There’s also no getting around the centrality of the coronavirus to this presidency and this election. Trump had tried assiduously to push it to the margins, but it was never going to stay there. Now it’s inside him.
It is time, at long last, to learn. To be more conscious and conscientious. To be more considerate. Apparently no one in Trump’s circle reached out, before the news became public, to tell the Biden camp about the president’s positive coronavirus test, even though Biden had shared a debate stage with the president for more than 90 minutes. No one directly informed Nancy Pelosi, the speaker of the House. This is also the state of America. And it’s not right.
We can’t erase the mistakes made since the coronavirus dawned, but we can correct them going forward. The way to treat Trump’s diagnosis is as a turning point and a new start. This is when we woke up.
The presidency and the president are always national mirrors, in many different ways at once, and that’s another moral. Trump has shown America its resentments. He has modeled its rage. Now he personifies its recklessness.

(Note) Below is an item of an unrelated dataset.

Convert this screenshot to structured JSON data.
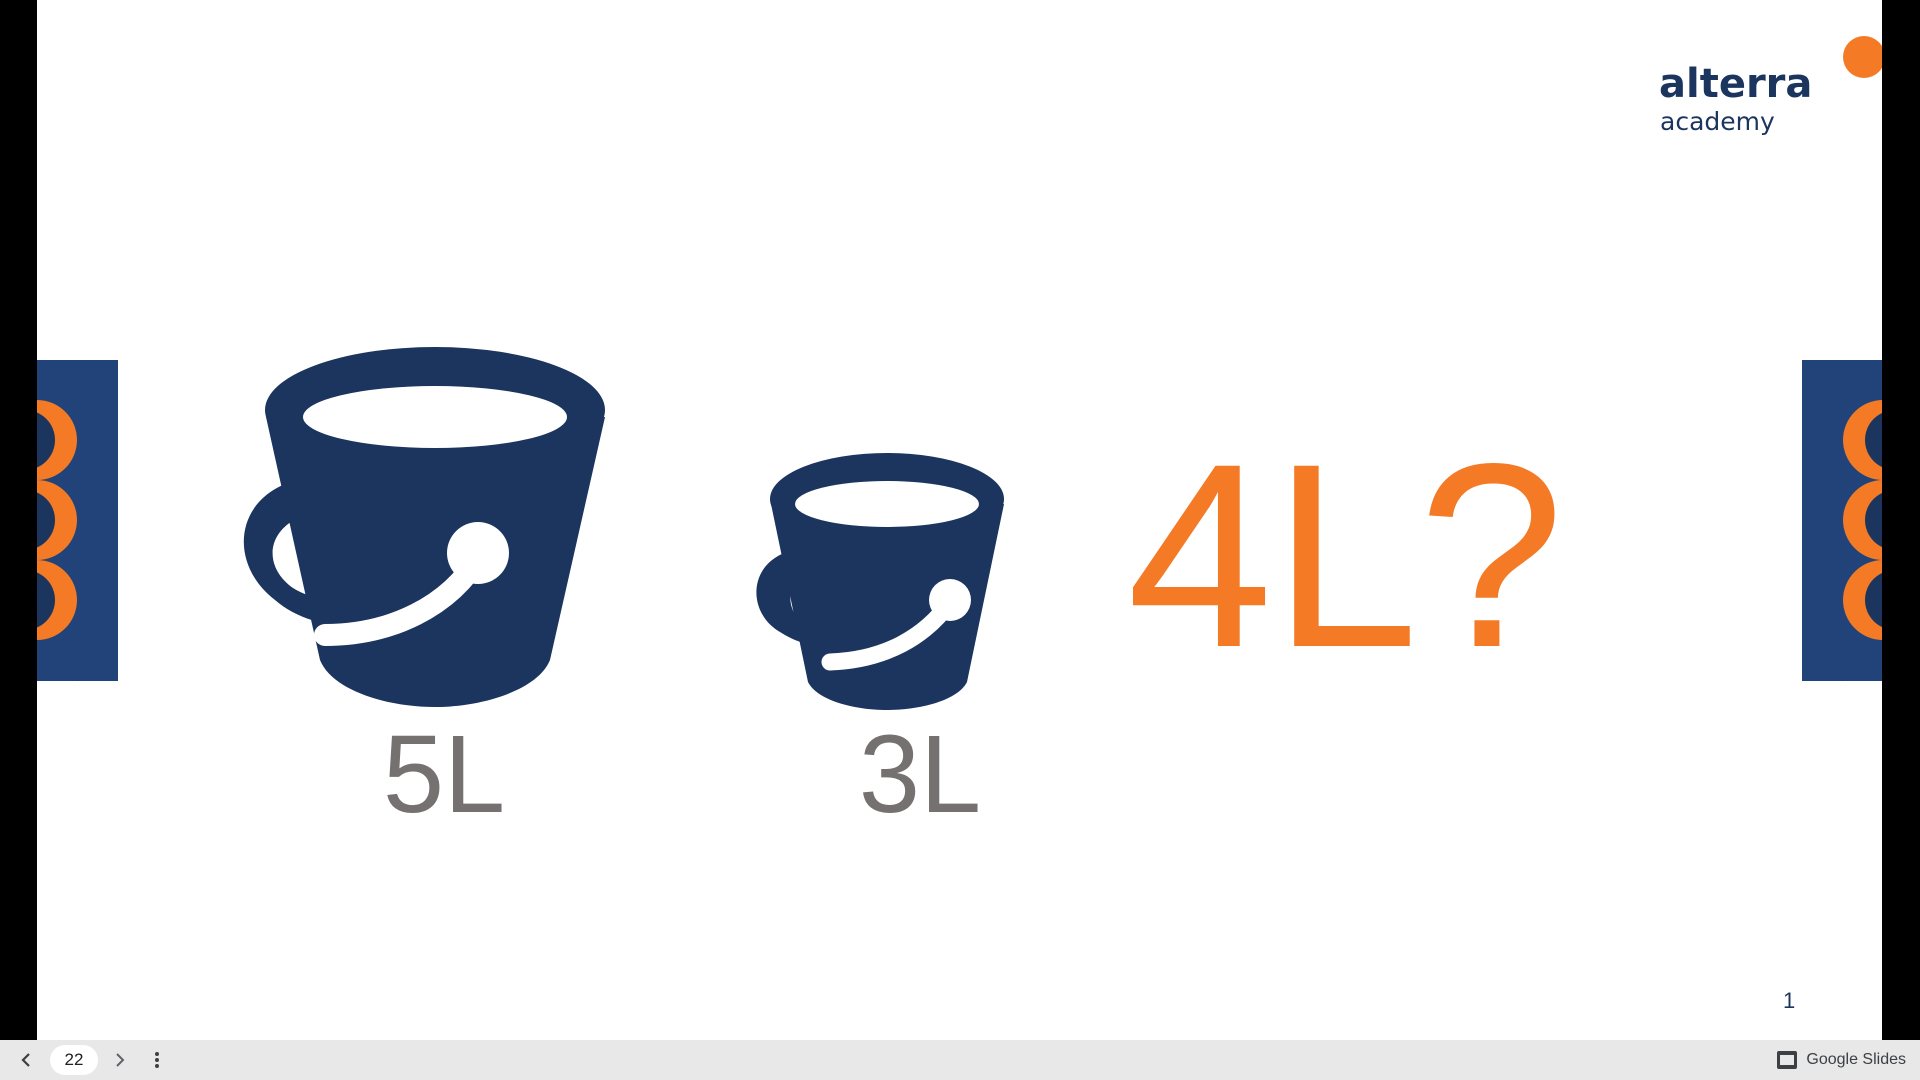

Late Friday, administration officials were still deliberating how and when he might address Americans about his condition, a decision no doubt contingent on his condition. He was taken to Walter Reed National Military Medical Center for tests. People close to him told reporters that he had a low-grade fever, nasal congestion and a cough.
When he does talk about what he’s going through, I hope he reflects on what the entire country has been through, and on what lies ahead. I hope he does it in a civic-minded way, recognizing that his own struggle is part of a much larger picture.
Because I don’t want us to be cynical, no matter how much cause we’ve been given. I want us to be better.